Facts and conjectures on calmodulin and its cousin proteins, parvalbumin and troponin C

Abstract

This review aims at giving a rational frame to understand the diversity of EF hand containing calcium binding proteins and their roles, with special focus on three members of this huge protein family, namely calmodulin, troponin C and parvalbumin. We propose that these proteins are members of structured macromolecular complexes, termed calcisomes, which constitute building devices allowing treatment of information within eukaryotic cells and namely calcium signals encoding and decoding, as well as control of cytosolic calcium levels in resting cells. Calmodulin is ubiquitous, present in all eukaryotic cells, and pleiotropic. This may be explained by its prominent role in regulating calcium movement in and out of the cell, thus maintaining calcium homeostasis which is fundamental for cell survival. The protein is further involved in decoding transient calcium signals associated with calcium movements after cell stimulation. We will show that the specificity of calmodulin's actions may be more easily explained if one considers its role in the light of calcisomes. Parvalbumin should not be considered as a simple intracellular calcium buffer. It is also a key factor for regulating calcium homeostasis in specific cells that need a rapid retrocontrol of calcium transients, such as fast muscle fibers. Finally, we propose that troponin C, with its four calcium binding domains distributed between two lobes presenting different calcium binding kinetics, exhibits all the characteristics needed to trigger and then post modulate muscle contraction and thus appears as a typical Feed Forward Loop system.
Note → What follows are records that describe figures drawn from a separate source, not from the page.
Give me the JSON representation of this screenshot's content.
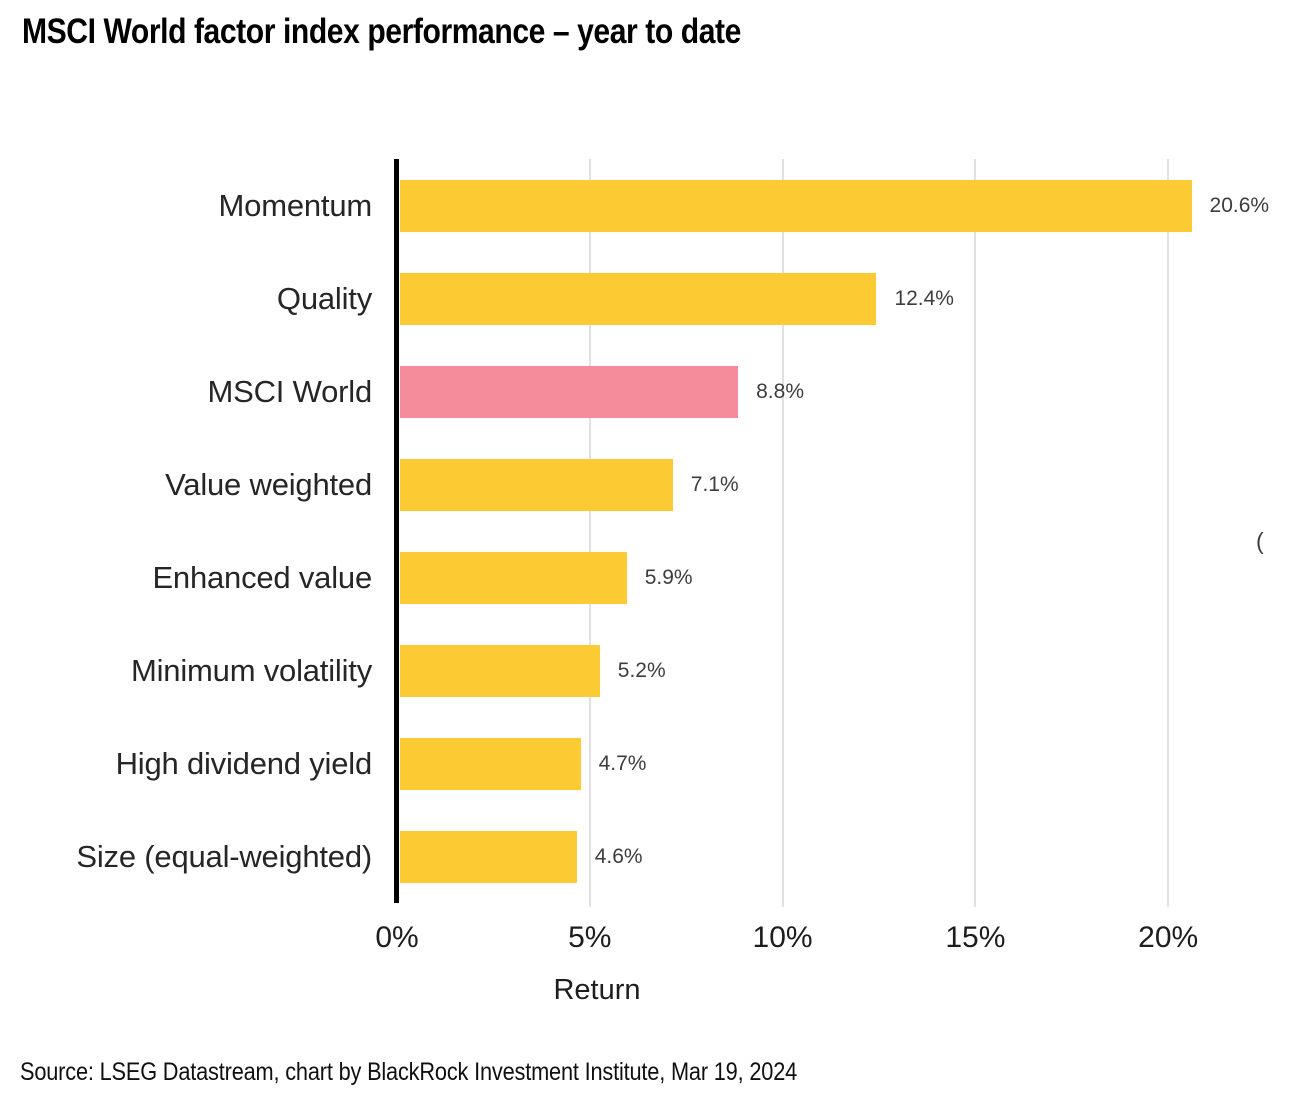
{
  "title": "MSCI World factor index performance – year to date",
  "source_note": "Source: LSEG Datastream, chart by BlackRock Investment Institute, Mar 19, 2024",
  "clipped_edge_text": "(",
  "chart_data": {
    "type": "bar",
    "orientation": "horizontal",
    "title": "MSCI World factor index performance – year to date",
    "categories": [
      "Momentum",
      "Quality",
      "MSCI World",
      "Value weighted",
      "Enhanced value",
      "Minimum volatility",
      "High dividend yield",
      "Size (equal-weighted)"
    ],
    "values": [
      20.6,
      12.4,
      8.8,
      7.1,
      5.9,
      5.2,
      4.7,
      4.6
    ],
    "value_labels": [
      "20.6%",
      "12.4%",
      "8.8%",
      "7.1%",
      "5.9%",
      "5.2%",
      "4.7%",
      "4.6%"
    ],
    "highlight_index": 2,
    "bar_color": "#FCCB33",
    "highlight_color": "#F48C9B",
    "xlabel": "Return",
    "x_ticks": [
      0,
      5,
      10,
      15,
      20
    ],
    "x_tick_labels": [
      "0%",
      "5%",
      "10%",
      "15%",
      "20%"
    ],
    "xlim": [
      0,
      22.2
    ],
    "grid": true,
    "gridline_color": "#E1E1E1",
    "axis_color": "#000000",
    "legend": false
  }
}
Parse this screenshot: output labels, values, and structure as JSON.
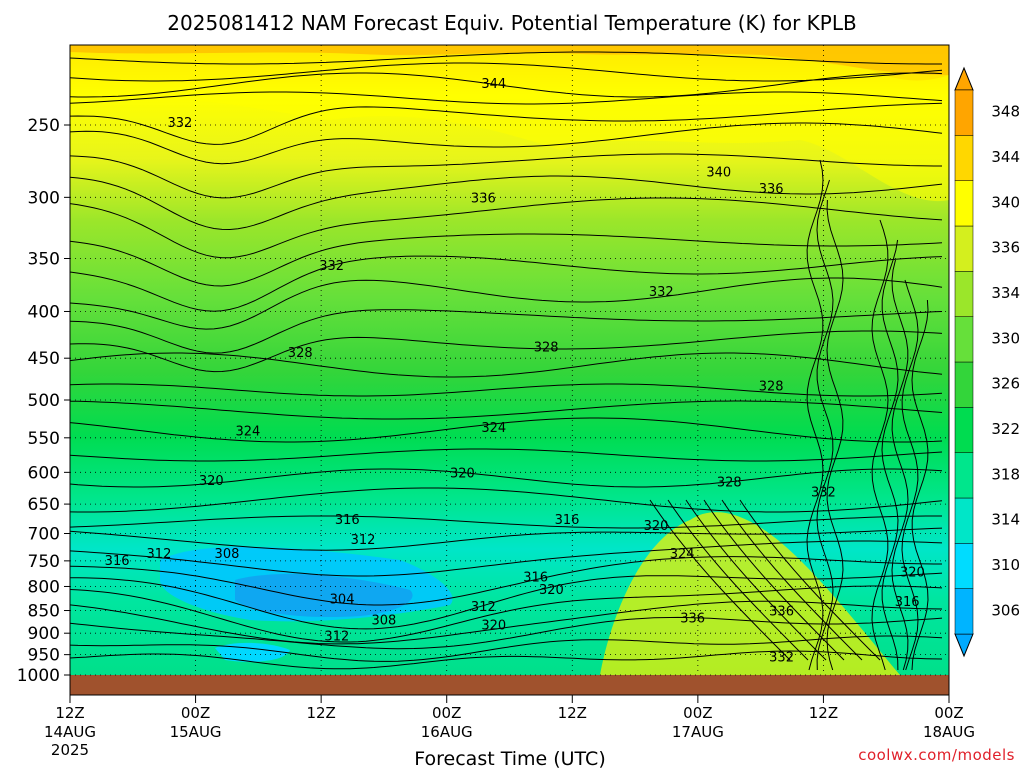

If the present conjectures prove accurate, the way will be paved for a new pharmacology targeting the cell calcium signaling machinery. This article is part of a Special Issue entitled: ECS Meeting edited by Claus Heizmann, Joachim Krebs and Jacques Haiech.

Keywords: Calcisome; Calcium homeostasis; Calcium signal; Calcium signaling; EF-hand calcium binding proteins; Feed forward loop; Logical gates; Oscillator; Toggle switch.